The Sample.ipynb notebook contains all the necessary steps to deploy the infrastructure using Azure Bicep, and make requests to the deployed Azure AI Document Intelligence and Azure OpenAI APIs to test with the provided PDF file.
Note
The sample uses the Azure CLI to deploy the infrastructure from the main.bicep file, and C# code to test the deployed services using Microsoft SDKs for Azure AI Document Intelligence and Azure OpenAI.
The notebook is split into multiple parts including:
- Login to Azure and set the default subscription.
- Deploy the Azure resources using Azure Bicep.
- Analyze the PDF file with the deployed Azure AI Document Intelligence API to convert the document to Markdown.
- Making requests to the deployed Azure OpenAI API to test the GPT-3.5 model with the analyzed Markdown content to return structured JSON data.
Each steps is documented in the notebook with additional information and links to the relevant documentation.
After you have finished testing, you can clean up the resources using the following steps:
- Run the
az group delete
command to delete the resource group and all the resources within it.
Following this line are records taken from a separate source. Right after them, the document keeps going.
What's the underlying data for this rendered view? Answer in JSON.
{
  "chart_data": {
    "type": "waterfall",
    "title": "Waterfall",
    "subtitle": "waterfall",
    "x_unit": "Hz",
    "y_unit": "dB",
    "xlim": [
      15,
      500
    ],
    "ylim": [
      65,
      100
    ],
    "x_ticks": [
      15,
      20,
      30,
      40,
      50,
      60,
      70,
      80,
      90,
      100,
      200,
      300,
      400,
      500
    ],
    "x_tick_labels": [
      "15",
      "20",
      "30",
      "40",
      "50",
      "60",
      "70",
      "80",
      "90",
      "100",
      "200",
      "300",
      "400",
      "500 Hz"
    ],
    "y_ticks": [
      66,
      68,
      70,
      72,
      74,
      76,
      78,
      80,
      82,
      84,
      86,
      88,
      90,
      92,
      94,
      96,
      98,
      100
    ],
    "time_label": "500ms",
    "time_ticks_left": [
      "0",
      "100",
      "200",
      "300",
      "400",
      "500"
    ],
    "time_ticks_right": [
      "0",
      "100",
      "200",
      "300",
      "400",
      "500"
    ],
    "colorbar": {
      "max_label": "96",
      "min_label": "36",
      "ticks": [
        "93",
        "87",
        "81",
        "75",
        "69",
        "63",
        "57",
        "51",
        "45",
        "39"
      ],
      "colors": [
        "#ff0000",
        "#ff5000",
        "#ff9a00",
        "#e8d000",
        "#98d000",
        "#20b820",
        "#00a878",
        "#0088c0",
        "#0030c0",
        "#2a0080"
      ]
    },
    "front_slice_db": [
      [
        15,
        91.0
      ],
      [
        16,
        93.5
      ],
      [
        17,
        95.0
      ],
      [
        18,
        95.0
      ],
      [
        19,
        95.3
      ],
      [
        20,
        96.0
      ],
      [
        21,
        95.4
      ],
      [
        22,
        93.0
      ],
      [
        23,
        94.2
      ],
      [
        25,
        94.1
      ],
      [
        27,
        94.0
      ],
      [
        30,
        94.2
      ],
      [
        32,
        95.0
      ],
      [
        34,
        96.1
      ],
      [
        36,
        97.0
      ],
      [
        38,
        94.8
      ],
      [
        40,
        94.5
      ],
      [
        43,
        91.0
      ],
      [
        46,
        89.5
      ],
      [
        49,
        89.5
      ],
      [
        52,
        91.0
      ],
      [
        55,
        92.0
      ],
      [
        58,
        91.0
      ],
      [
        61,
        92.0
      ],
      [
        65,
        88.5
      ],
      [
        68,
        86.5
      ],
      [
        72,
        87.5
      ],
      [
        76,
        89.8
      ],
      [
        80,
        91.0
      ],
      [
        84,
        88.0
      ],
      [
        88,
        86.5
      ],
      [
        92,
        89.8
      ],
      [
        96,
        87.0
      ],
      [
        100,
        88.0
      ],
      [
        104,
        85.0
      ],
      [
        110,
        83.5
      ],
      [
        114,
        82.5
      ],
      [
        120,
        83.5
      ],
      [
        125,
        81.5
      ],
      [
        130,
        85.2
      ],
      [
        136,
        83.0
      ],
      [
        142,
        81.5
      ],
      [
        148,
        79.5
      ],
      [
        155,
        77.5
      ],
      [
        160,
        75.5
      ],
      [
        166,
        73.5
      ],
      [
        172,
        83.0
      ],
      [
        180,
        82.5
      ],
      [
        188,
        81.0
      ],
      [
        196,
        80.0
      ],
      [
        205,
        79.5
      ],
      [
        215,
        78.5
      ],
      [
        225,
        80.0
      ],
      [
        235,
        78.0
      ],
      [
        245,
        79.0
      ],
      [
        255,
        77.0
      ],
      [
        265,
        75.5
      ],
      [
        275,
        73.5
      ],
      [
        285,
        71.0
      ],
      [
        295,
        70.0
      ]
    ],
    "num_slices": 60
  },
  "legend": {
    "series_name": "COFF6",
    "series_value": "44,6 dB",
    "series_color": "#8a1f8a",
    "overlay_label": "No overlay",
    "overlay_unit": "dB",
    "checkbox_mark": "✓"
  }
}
az group delete --name <resource-group-name> --yes --no-wait
The <resource-group-name>
is the name of the resource group that can be found as the AZURE_RESOURCE_GROUP_NAME environment variable in the config.env file.
- Using Azure OpenAI GPT-4 Vision to extract structured JSON data from PDF documents
- This sample provides a simplified approach to this same scenario using only Azure OpenAI GPT-4 Vision to extract structured JSON data from PDF documents directly. This specific model supports analyzing images of documents, such as PDFs, but has limitations that this sample overcomes by using Azure AI Document Intelligence to convert the document to Markdown first.
- Note: GPT-4 Vision has the capability to analyze the content of images, marks, and signatures in documents, which is not possible with the Azure AI Document Intelligence pre-built Layout model when converting to Markdown.